With this integrated analysis, she confidently instructs a slide to correct the trajectory, staying in zone despite the ambiguous GR. This prevents a slow, unnoticed exit.
Key Outcomes of the dedicated 1:1 Ratio:
- Superior Wellbore Quality: By using continuous inclination and torque trends as early indicators, Pam optimized target changes during rotation and minimized reactive slides. Direct communication with the DD allowed perfect timing of steering changes. The resultant smooth wellbore showed a 32% reduction in torque drag in the later lateral section compared to offsets drilled under a higher rig-geosteerer ratio.
- Disaster Prevention: The early fault detection incident alone saved an estimated 18-24 hours of non-productive time (NPT) and avoided a potential well control incident.
- Enhanced Geological Insight: Freed from the frantic task-switching of monitoring multiple rigs, Pam had time to continuously refine her geological model, integrate offset data, and evaluate lateral heterogeneity. This led to better-informed decisions, not just reactive ones.

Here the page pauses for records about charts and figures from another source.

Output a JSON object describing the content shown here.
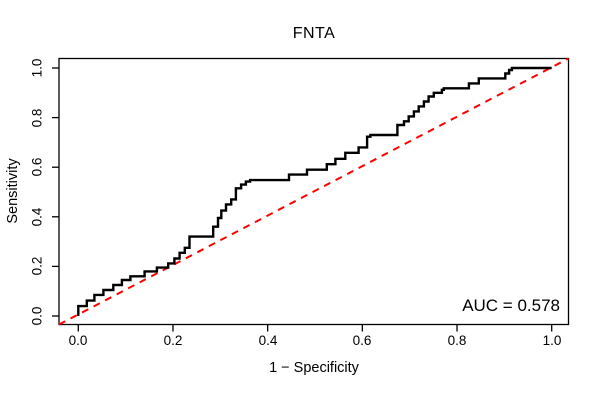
{
  "chart_data": {
    "type": "line",
    "subtype": "roc-step-curve",
    "title": "FNTA",
    "xlabel": "1 − Specificity",
    "ylabel": "Sensitivity",
    "xlim": [
      0.0,
      1.0
    ],
    "ylim": [
      0.0,
      1.0
    ],
    "grid": false,
    "legend": "none",
    "x_ticks": [
      0.0,
      0.2,
      0.4,
      0.6,
      0.8,
      1.0
    ],
    "y_ticks": [
      0.0,
      0.2,
      0.4,
      0.6,
      0.8,
      1.0
    ],
    "x_tick_labels": [
      "0.0",
      "0.2",
      "0.4",
      "0.6",
      "0.8",
      "1.0"
    ],
    "y_tick_labels": [
      "0.0",
      "0.2",
      "0.4",
      "0.6",
      "0.8",
      "1.0"
    ],
    "auc": 0.578,
    "auc_label": "AUC = 0.578",
    "colors": {
      "roc_curve": "#000000",
      "reference_line": "#FF0000",
      "box": "#000000"
    },
    "series": [
      {
        "name": "ROC curve",
        "style": "solid-step",
        "color": "#000000",
        "points": [
          [
            0.0,
            0.0
          ],
          [
            0.0,
            0.04
          ],
          [
            0.018,
            0.04
          ],
          [
            0.018,
            0.062
          ],
          [
            0.034,
            0.062
          ],
          [
            0.034,
            0.085
          ],
          [
            0.053,
            0.085
          ],
          [
            0.053,
            0.105
          ],
          [
            0.074,
            0.105
          ],
          [
            0.074,
            0.125
          ],
          [
            0.092,
            0.125
          ],
          [
            0.092,
            0.145
          ],
          [
            0.11,
            0.145
          ],
          [
            0.11,
            0.16
          ],
          [
            0.14,
            0.16
          ],
          [
            0.14,
            0.18
          ],
          [
            0.166,
            0.18
          ],
          [
            0.166,
            0.195
          ],
          [
            0.19,
            0.195
          ],
          [
            0.19,
            0.212
          ],
          [
            0.203,
            0.212
          ],
          [
            0.203,
            0.232
          ],
          [
            0.214,
            0.232
          ],
          [
            0.214,
            0.255
          ],
          [
            0.225,
            0.255
          ],
          [
            0.225,
            0.275
          ],
          [
            0.235,
            0.275
          ],
          [
            0.235,
            0.32
          ],
          [
            0.285,
            0.32
          ],
          [
            0.285,
            0.36
          ],
          [
            0.295,
            0.36
          ],
          [
            0.295,
            0.395
          ],
          [
            0.302,
            0.395
          ],
          [
            0.302,
            0.425
          ],
          [
            0.312,
            0.425
          ],
          [
            0.312,
            0.45
          ],
          [
            0.323,
            0.45
          ],
          [
            0.323,
            0.47
          ],
          [
            0.333,
            0.47
          ],
          [
            0.333,
            0.515
          ],
          [
            0.344,
            0.515
          ],
          [
            0.344,
            0.53
          ],
          [
            0.354,
            0.53
          ],
          [
            0.354,
            0.542
          ],
          [
            0.363,
            0.542
          ],
          [
            0.363,
            0.548
          ],
          [
            0.445,
            0.548
          ],
          [
            0.445,
            0.57
          ],
          [
            0.483,
            0.57
          ],
          [
            0.483,
            0.59
          ],
          [
            0.525,
            0.59
          ],
          [
            0.525,
            0.612
          ],
          [
            0.543,
            0.612
          ],
          [
            0.543,
            0.634
          ],
          [
            0.564,
            0.634
          ],
          [
            0.564,
            0.658
          ],
          [
            0.592,
            0.658
          ],
          [
            0.592,
            0.68
          ],
          [
            0.61,
            0.68
          ],
          [
            0.61,
            0.723
          ],
          [
            0.617,
            0.723
          ],
          [
            0.617,
            0.73
          ],
          [
            0.674,
            0.73
          ],
          [
            0.674,
            0.77
          ],
          [
            0.688,
            0.77
          ],
          [
            0.688,
            0.785
          ],
          [
            0.698,
            0.785
          ],
          [
            0.698,
            0.805
          ],
          [
            0.709,
            0.805
          ],
          [
            0.709,
            0.825
          ],
          [
            0.719,
            0.825
          ],
          [
            0.719,
            0.845
          ],
          [
            0.73,
            0.845
          ],
          [
            0.73,
            0.865
          ],
          [
            0.74,
            0.865
          ],
          [
            0.74,
            0.885
          ],
          [
            0.751,
            0.885
          ],
          [
            0.751,
            0.9
          ],
          [
            0.768,
            0.9
          ],
          [
            0.768,
            0.912
          ],
          [
            0.772,
            0.912
          ],
          [
            0.772,
            0.918
          ],
          [
            0.825,
            0.918
          ],
          [
            0.825,
            0.938
          ],
          [
            0.846,
            0.938
          ],
          [
            0.846,
            0.958
          ],
          [
            0.902,
            0.958
          ],
          [
            0.902,
            0.978
          ],
          [
            0.91,
            0.978
          ],
          [
            0.91,
            0.992
          ],
          [
            0.916,
            0.992
          ],
          [
            0.916,
            1.0
          ],
          [
            1.0,
            1.0
          ]
        ]
      },
      {
        "name": "chance diagonal",
        "style": "dashed",
        "color": "#FF0000",
        "points": [
          [
            0.0,
            0.0
          ],
          [
            1.0,
            1.0
          ]
        ]
      }
    ]
  }
}
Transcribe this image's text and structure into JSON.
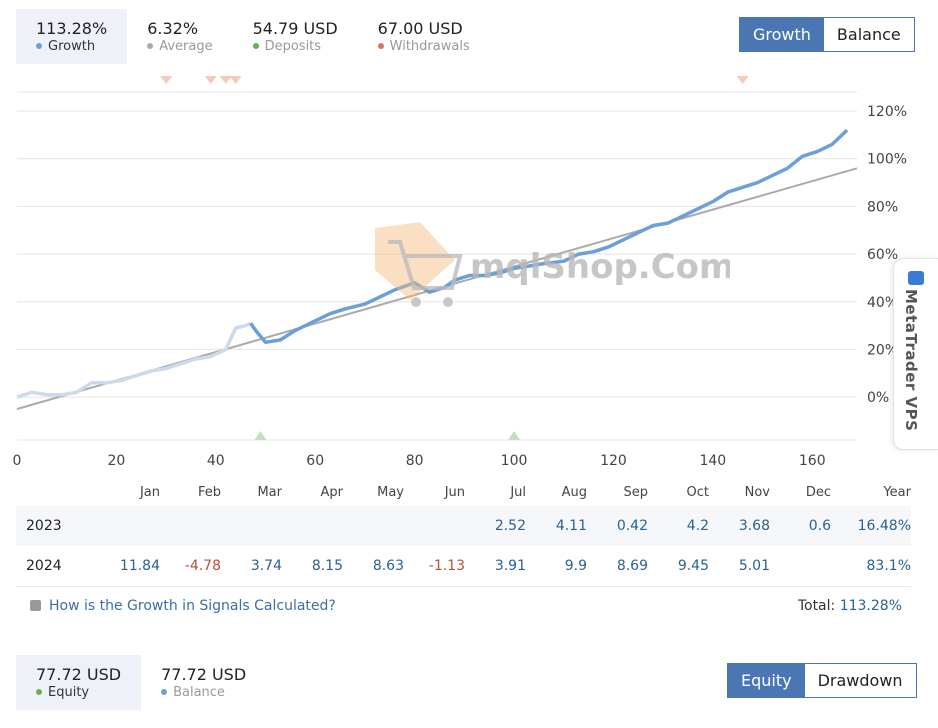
{
  "stats": [
    {
      "value": "113.28%",
      "label": "Growth",
      "color": "#6a9fd8",
      "active": true
    },
    {
      "value": "6.32%",
      "label": "Average",
      "color": "#aaaaaa",
      "active": false
    },
    {
      "value": "54.79 USD",
      "label": "Deposits",
      "color": "#6aaf50",
      "active": false
    },
    {
      "value": "67.00 USD",
      "label": "Withdrawals",
      "color": "#d87560",
      "active": false
    }
  ],
  "toggle1": {
    "growth": "Growth",
    "balance": "Balance"
  },
  "chart_data": {
    "type": "line",
    "x_ticks": [
      0,
      20,
      40,
      60,
      80,
      100,
      120,
      140,
      160
    ],
    "y_ticks": [
      "0%",
      "20%",
      "40%",
      "60%",
      "80%",
      "100%",
      "120%"
    ],
    "xlim": [
      0,
      169
    ],
    "ylim": [
      -18,
      128
    ],
    "grid": true,
    "series": [
      {
        "color": "#6b9fd9",
        "x": [
          0,
          3,
          6,
          9,
          12,
          15,
          18,
          21,
          24,
          27,
          30,
          33,
          36,
          39,
          42,
          44,
          46,
          47,
          48,
          50,
          53,
          56,
          60,
          63,
          66,
          70,
          73,
          76,
          80,
          83,
          86,
          88,
          91,
          94,
          97,
          100,
          103,
          106,
          110,
          113,
          116,
          119,
          122,
          125,
          128,
          131,
          134,
          137,
          140,
          143,
          146,
          149,
          152,
          155,
          158,
          161,
          164,
          167
        ],
        "y": [
          0,
          2,
          1,
          1,
          2,
          6,
          6,
          7,
          9,
          11,
          12,
          14,
          16,
          17,
          20,
          29,
          30,
          31,
          28,
          23,
          24,
          28,
          32,
          35,
          37,
          39,
          42,
          45,
          48,
          44,
          46,
          49,
          51,
          51,
          52,
          54,
          55,
          56,
          57,
          60,
          61,
          63,
          66,
          69,
          72,
          73,
          76,
          79,
          82,
          86,
          88,
          90,
          93,
          96,
          101,
          103,
          106,
          112
        ]
      },
      {
        "color": "#aaaaaa",
        "x": [
          0,
          169
        ],
        "y": [
          -5,
          96
        ]
      }
    ],
    "markers_top": [
      30,
      39,
      42,
      44,
      146
    ],
    "markers_bottom": [
      49,
      100
    ]
  },
  "watermark": "mqlShop.Com",
  "vps_label": "MetaTrader VPS",
  "monthly": {
    "headers": [
      "",
      "Jan",
      "Feb",
      "Mar",
      "Apr",
      "May",
      "Jun",
      "Jul",
      "Aug",
      "Sep",
      "Oct",
      "Nov",
      "Dec",
      "Year"
    ],
    "rows": [
      {
        "year": "2023",
        "cells": [
          "",
          "",
          "",
          "",
          "",
          "",
          "2.52",
          "4.11",
          "0.42",
          "4.2",
          "3.68",
          "0.6"
        ],
        "total": "16.48%"
      },
      {
        "year": "2024",
        "cells": [
          "11.84",
          "-4.78",
          "3.74",
          "8.15",
          "8.63",
          "-1.13",
          "3.91",
          "9.9",
          "8.69",
          "9.45",
          "5.01",
          ""
        ],
        "total": "83.1%"
      }
    ]
  },
  "help_link": "How is the Growth in Signals Calculated?",
  "total_label": "Total:",
  "total_value": "113.28%",
  "stats2": [
    {
      "value": "77.72 USD",
      "label": "Equity",
      "color": "#6aaf50",
      "active": true
    },
    {
      "value": "77.72 USD",
      "label": "Balance",
      "color": "#6a9fd8",
      "active": false
    }
  ],
  "toggle2": {
    "equity": "Equity",
    "drawdown": "Drawdown"
  }
}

- Optimal Well Placement: The lateral achieved 76% target contact in the core sweet spot, directly attributable to the ability to focus on and interpret the full suite of real-time data, not just the lagging GR curve or survey emails. This well had large faults, making 100% target contact unattainable.
Conclusion:
This case study demonstrates that a focused 1:1 rig-to-geosteerer ratio is a critical operational discipline, not an overhead cost. It enables the essential, proactive practices of:
- True real-time monitoring of Live Rig data for early warnings of hazards (faults, exits) 5-15 minutes ahead of lagged LWD data, 30-45 minutes ahead of survey email.
- Integrated analysis of drilling parameters (ROP, torque, gas, inclination, up/down GR) as primary formation evaluation tools.
- Effective, direct communication with DDs to execute precise steering and minimize tortuosity. For multi-million dollar horizontal wells, this focused oversight is a proven method to reduce risk, enhance efficiency, and maximize asset value, ensuring the geosteerer can fulfill their role as the well’s real-time geomechanical detective and navigator.